Friday, July 11, 2014

A More Compatible, Smoother Touch

You and your users want mobile web apps that react and scroll smoothly to the touch. Developing them should be easy but, unfortunately, how mobile web browsers react to touch events during scrolling is left as an implementation detail in the TouchEvent specification. As a result, approaches can be broken down roughly into 4 categories. This situation exposes a fundamental tension between delivering scroll smoothness and maintaining developer control.

Four different models of touch event processing?
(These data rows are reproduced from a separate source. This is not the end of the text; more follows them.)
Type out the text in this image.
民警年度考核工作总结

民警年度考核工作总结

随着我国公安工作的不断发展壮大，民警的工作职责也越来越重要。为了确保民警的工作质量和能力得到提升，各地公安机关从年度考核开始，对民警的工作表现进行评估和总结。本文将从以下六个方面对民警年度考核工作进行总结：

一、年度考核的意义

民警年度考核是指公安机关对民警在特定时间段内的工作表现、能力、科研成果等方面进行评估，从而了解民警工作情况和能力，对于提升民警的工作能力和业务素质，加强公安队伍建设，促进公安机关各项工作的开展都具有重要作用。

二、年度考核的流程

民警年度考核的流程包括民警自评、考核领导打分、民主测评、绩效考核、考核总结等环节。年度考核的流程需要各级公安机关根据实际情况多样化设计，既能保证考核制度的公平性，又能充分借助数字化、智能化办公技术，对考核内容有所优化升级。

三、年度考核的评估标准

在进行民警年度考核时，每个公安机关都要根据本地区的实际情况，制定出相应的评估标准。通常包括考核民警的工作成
The behavior differences between the browsers break down into four models.
  1. Normal synchronous event processing
    Touchmove events are sent during scrolling and each scroll update blocks until touchmove handling has completed. This is good as the simplest to understand and the most powerful but bad for scroll performance because it means that each frame during the scroll must block on the main thread.
    Browsers: Android Browser (Android 4.0.4, 4.3), Mobile Safari (when scrolling div)
  2. Asynchronous touchmove processing
    Touchmove events are sent during scrolling, but scrolling can proceed asynchronously (the touchmove event is ignored after scrolling has begun). This can result in "double handling" of events, for example, continuing to scroll after the web site does something with the touchmove and calls preventDefault on the event, telling the browser not to handle it.
    Browsers: Mobile Safari (when scrolling Document), Firefox
  3. Touchmove suppressed while scrolling
    Touchmove events are not sent after scrolling starts and do not resume until after the touchend event. In this model, it's hard to tell the difference between a stationary touch and a scroll.
    Browsers: Samsung Browser (mousemove events sent)
  4. Touchcancel on scroll start
    You can't have it both ways -- scroll smoothness and developer control -- and this model makes clear the trade-off between smooth scrolling and event handling, similar to the semantics of the Pointer Events specification. Some experiences that may need to track the finger, like pull-to-refresh, are not possible.